Et cela dura comme ça toute la nuit.
Au petit jour, alors que le soleil essayait de percer le brouillard, un page, que l'oiseau ennuyait, lui tira une flèche de façon si adroite que le corbeau fut touché et tomba au pied de l'arbre. Son sang fit une grande tache rouge sur la neige blanche.
Le duc se leva avec ses hommes. Comme il n'était pas encore bien réveillé, il répétait:
"Conquereu,conquereu,conquereu!"
Et il disait cela éxactement comme le corbeau.
Or, entendant le duc répéter toujours la même chose et voyant le sang sur la neige, les soldats crurent de bonne foi qu'il était blessé et qu'il les encourageait au combat. Ils prirent leurs armes et sortirent du bois.

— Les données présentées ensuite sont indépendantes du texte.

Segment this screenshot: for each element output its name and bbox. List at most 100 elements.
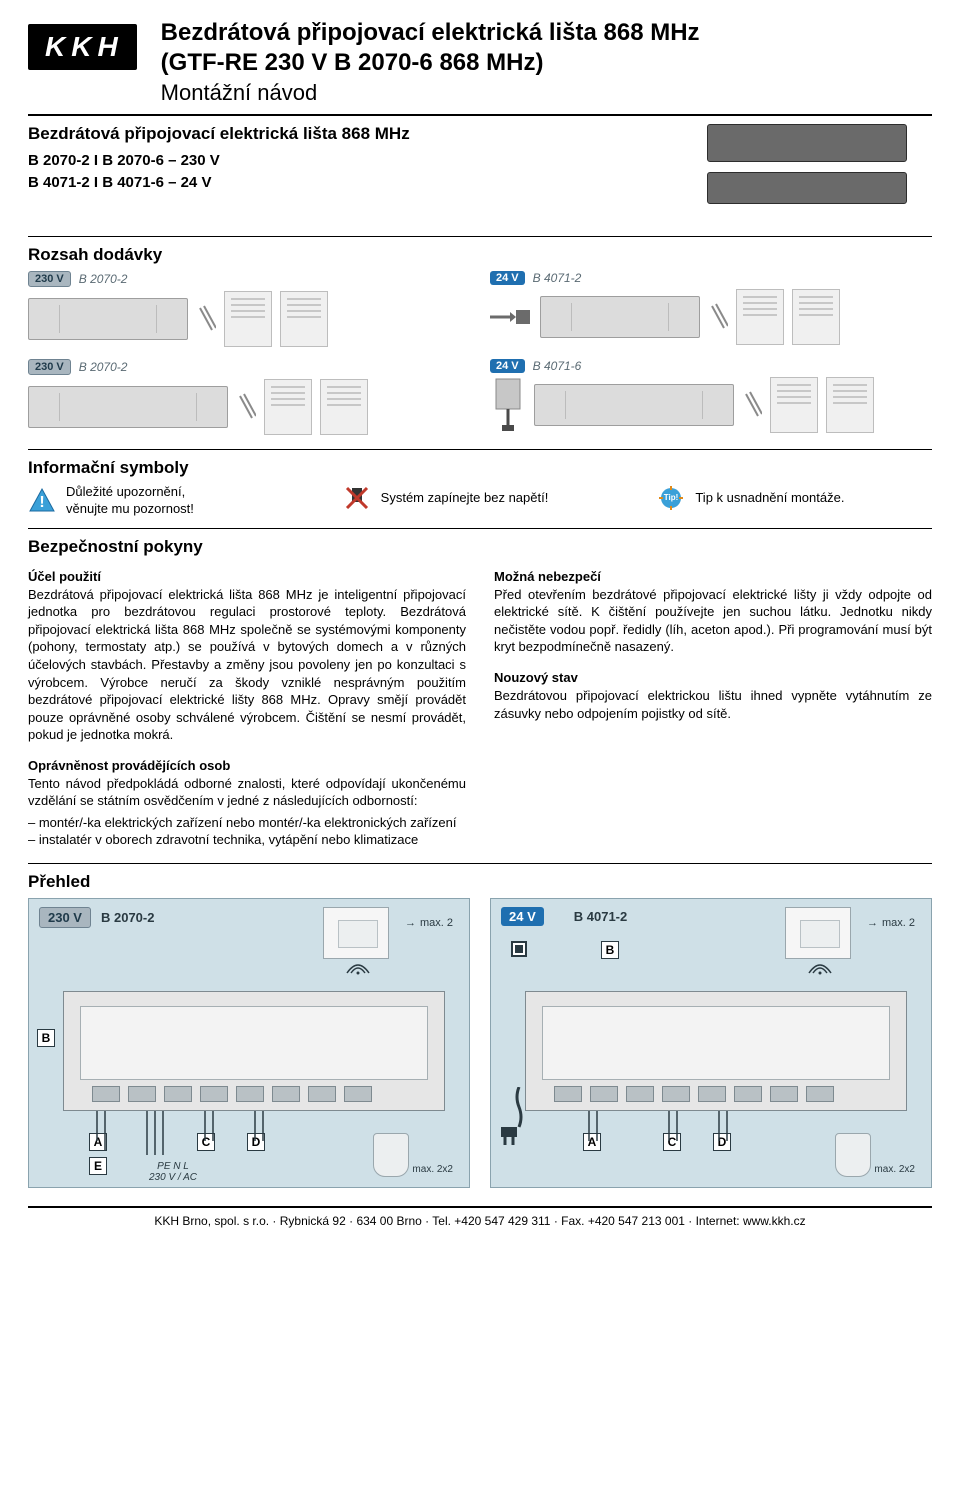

Ils se précipitèrent vers Conquereuil, qui se trouve au nord de la forêt du Gâvre parce qu'ils croyaient que c'était le nom que prenonçait le duc. Arrivés là, ils trouvèrent les Français qui venaient à peine de se réveiller et qui étaient encore tout gelés par la nuit qu'ils avaient passée en plein air. Les Bretons en profitèrent: ils leur tombèrent dessus d'une ruée si impétueuse et si chaude qu'ils les écrasèrent tout net, et que depuis, ils n'y revinrent plus.
C'est pour cela que le chêne du milieu de la forêt du Gâvre s'appelle encore le Chêne du Duc. On l'a toujours bien protégé, mais à présent les forestiers ont abattu les arbres autour de lui, et il n'en a plus pour bien longtemps.